Assuming she was a botanist seemed as logical as he could manage at the moment. Unable to  think of anything smart to say, the next sentence out of his mouth was: “What plant gives out the most oxygen?”  
She laughed and he shivered at the sound of it.  “On Earth, in space or on Mars?”
He blushed.  He could feel the red flush creep up from the colar of his shirt to cover his cheeks until his scalp tingled.  He resisted the urge to touch his hair, his mind instantly on his thinning hairline.  “On Mars, of course,” he said, and tried to smile.
“There’s no way to know the answer to that yet,” she said and smiled brighter, but more crookedly.  “There are theories, of course…”
Her crooked smile made him feel more stupid, but at least he was smiling back. His eyes started to wander down to her lips again, then her neck and they stuck on the cross laying on her creamy mocha with extra cream colored skin. He frowned.  “You’re a Christian?” he asked before he could stop himself to think on what he was saying.
Her smile broke and she pulled back slightly.  “Yes.” She nodded.  “Yes I am.”
It was at this time that logical part of his mind took over, and suppressed, the superseded feeling side of himself started screeching warnings in the back of his head.  His mouth kept moving.  “You’re a scientist AND a Christian?”

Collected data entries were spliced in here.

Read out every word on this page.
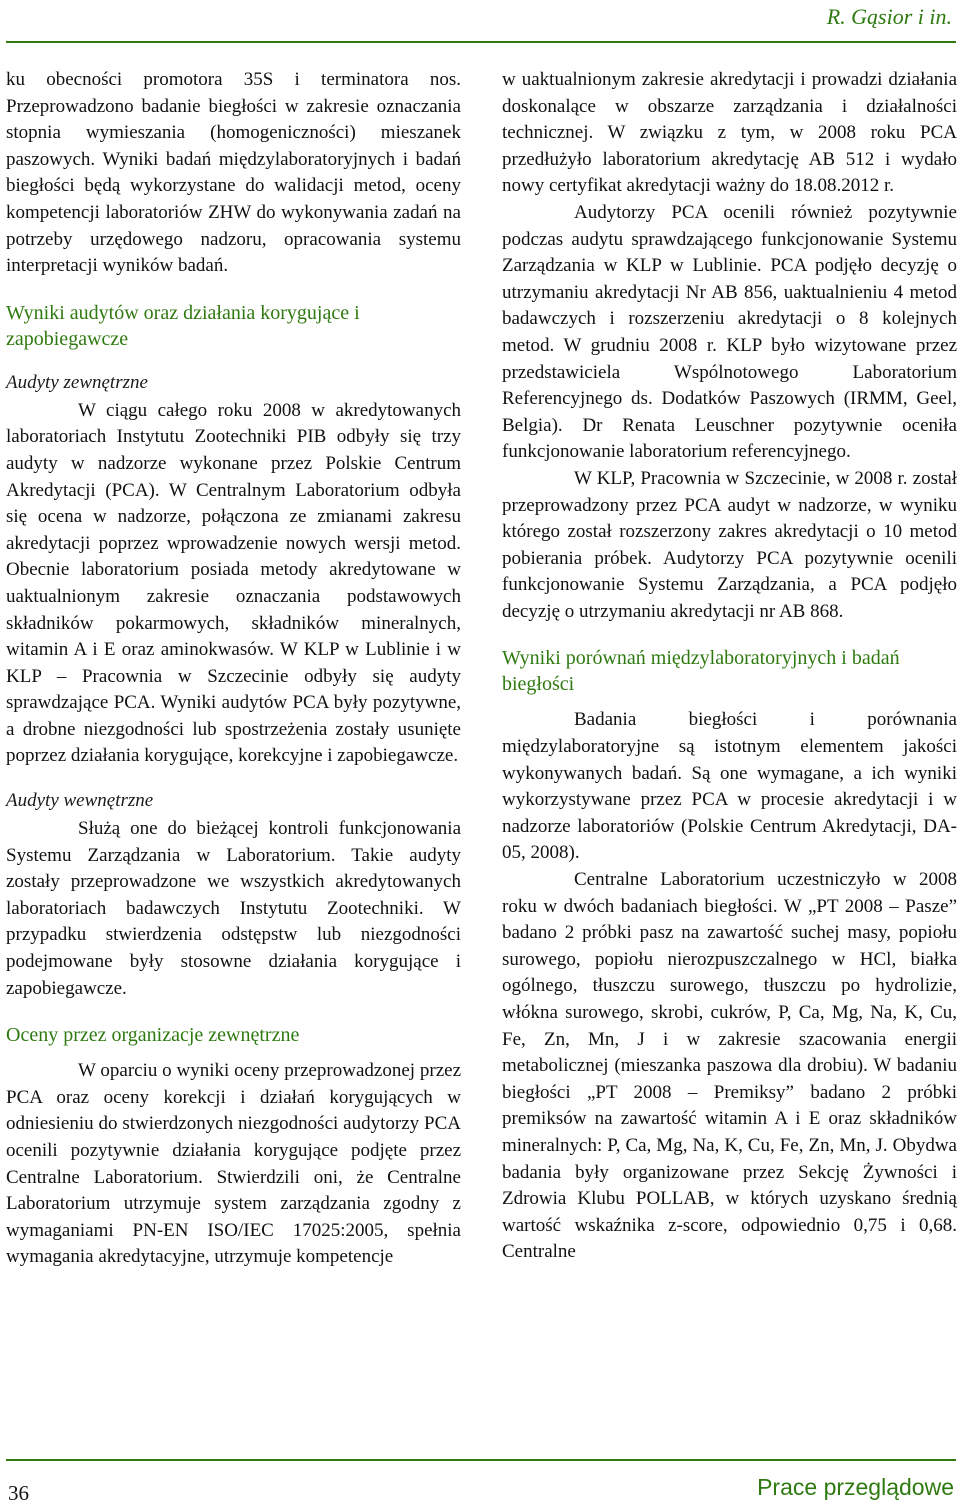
R. Gąsior i in.

ku obecności promotora 35S i terminatora nos. Przeprowadzono badanie biegłości w zakresie oznaczania stopnia wymieszania (homogeniczności) mieszanek paszowych. Wyniki badań międzylaboratoryjnych i badań biegłości będą wykorzystane do walidacji metod, oceny kompetencji laboratoriów ZHW do wykonywania zadań na potrzeby urzędowego nadzoru, opracowania systemu interpretacji wyników badań.

Wyniki audytów oraz działania korygujące i zapobiegawcze
Audyty zewnętrzne

W ciągu całego roku 2008 w akredytowanych laboratoriach Instytutu Zootechniki PIB odbyły się trzy audyty w nadzorze wykonane przez Polskie Centrum Akredytacji (PCA). W Centralnym Laboratorium odbyła się ocena w nadzorze, połączona ze zmianami zakresu akredytacji poprzez wprowadzenie nowych wersji metod. Obecnie laboratorium posiada metody akredytowane w uaktualnionym zakresie oznaczania podstawowych składników pokarmowych, składników mineralnych, witamin A i E oraz aminokwasów. W KLP w Lublinie i w KLP – Pracownia w Szczecinie odbyły się audyty sprawdzające PCA. Wyniki audytów PCA były pozytywne, a drobne niezgodności lub spostrzeżenia zostały usunięte poprzez działania korygujące, korekcyjne i zapobiegawcze.

Audyty wewnętrzne

Służą one do bieżącej kontroli funkcjonowania Systemu Zarządzania w Laboratorium. Takie audyty zostały przeprowadzone we wszystkich akredytowanych laboratoriach badawczych Instytutu Zootechniki. W przypadku stwierdzenia odstępstw lub niezgodności podejmowane były stosowne działania korygujące i zapobiegawcze.

Oceny przez organizacje zewnętrzne

W oparciu o wyniki oceny przeprowadzonej przez PCA oraz oceny korekcji i działań korygujących w odniesieniu do stwierdzonych niezgodności audytorzy PCA ocenili pozytywnie działania korygujące podjęte przez Centralne Laboratorium. Stwierdzili oni, że Centralne Laboratorium utrzymuje system zarządzania zgodny z wymaganiami PN-EN ISO/IEC 17025:2005, spełnia wymagania akredytacyjne, utrzymuje kompetencje

w uaktualnionym zakresie akredytacji i prowadzi działania doskonalące w obszarze zarządzania i działalności technicznej. W związku z tym, w 2008 roku PCA przedłużyło laboratorium akredytację AB 512 i wydało nowy certyfikat akredytacji ważny do 18.08.2012 r.

Audytorzy PCA ocenili również pozytywnie podczas audytu sprawdzającego funkcjonowanie Systemu Zarządzania w KLP w Lublinie. PCA podjęło decyzję o utrzymaniu akredytacji Nr AB 856, uaktualnieniu 4 metod badawczych i rozszerzeniu akredytacji o 8 kolejnych metod. W grudniu 2008 r. KLP było wizytowane przez przedstawiciela Wspólnotowego Laboratorium Referencyjnego ds. Dodatków Paszowych (IRMM, Geel, Belgia). Dr Renata Leuschner pozytywnie oceniła funkcjonowanie laboratorium referencyjnego.

W KLP, Pracownia w Szczecinie, w 2008 r. został przeprowadzony przez PCA audyt w nadzorze, w wyniku którego został rozszerzony zakres akredytacji o 10 metod pobierania próbek. Audytorzy PCA pozytywnie ocenili funkcjonowanie Systemu Zarządzania, a PCA podjęło decyzję o utrzymaniu akredytacji nr AB 868.

Wyniki porównań międzylaboratoryjnych i badań biegłości

Badania biegłości i porównania międzylaboratoryjne są istotnym elementem jakości wykonywanych badań. Są one wymagane, a ich wyniki wykorzystywane przez PCA w procesie akredytacji i w nadzorze laboratoriów (Polskie Centrum Akredytacji, DA-05, 2008).

Centralne Laboratorium uczestniczyło w 2008 roku w dwóch badaniach biegłości. W „PT 2008 – Pasze” badano 2 próbki pasz na zawartość suchej masy, popiołu surowego, popiołu nierozpuszczalnego w HCl, białka ogólnego, tłuszczu surowego, tłuszczu po hydrolizie, włókna surowego, skrobi, cukrów, P, Ca, Mg, Na, K, Cu, Fe, Zn, Mn, J i w zakresie szacowania energii metabolicznej (mieszanka paszowa dla drobiu). W badaniu biegłości „PT 2008 – Premiksy” badano 2 próbki premiksów na zawartość witamin A i E oraz składników mineralnych: P, Ca, Mg, Na, K, Cu, Fe, Zn, Mn, J. Obydwa badania były organizowane przez Sekcję Żywności i Zdrowia Klubu POLLAB, w których uzyskano średnią wartość wskaźnika z-score, odpowiednio 0,75 i 0,68. Centralne

36	Prace przeglądowe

She took a breath, the mischievous sparkle in her eye disappearing.  “And a woman.” She smiled, but the mirth was completely gone from her face. “Isn’t that amazing?”  She pushed past him, separating him for a moment from his tray.  
He looked down at it for a moment, but he couldn’t think why.  He didn’t look back up for a good minute, suddenly blank — each part of his mind as quiet as the Martian Desert, and feeling just as cold.  He looked for the woman he had been talking to.  She was walking away from the counter, into the cafeteria.  It didn’t look like she was going to sit down and he wondered if he should stop her, invite her to sit with him, apologize, try to make more conversation, or just give up and brood.
“Hey, Jordan,” a familiar voice said behind him.
Jordan jumped slightly and turned to see his colleague, Mark Dawson, the round faced geophysicist that he shared living quarters with.  
“Oh. Hi, Mark.”  HIs voice was flat and joyless.
Jordan looked to the woman leaving the cafeteria again, watching her copper hair bounce softly on her shoulders.
“What’s up?” Mark asked.
Jordan looked back at Mark and then to his tray and the protein slop in the middle of it.  “I’m an idiot.”
“You just discovered it?”  Mark laughed.  “I could have told you that months ago and saved you all the time and effort of introspection.”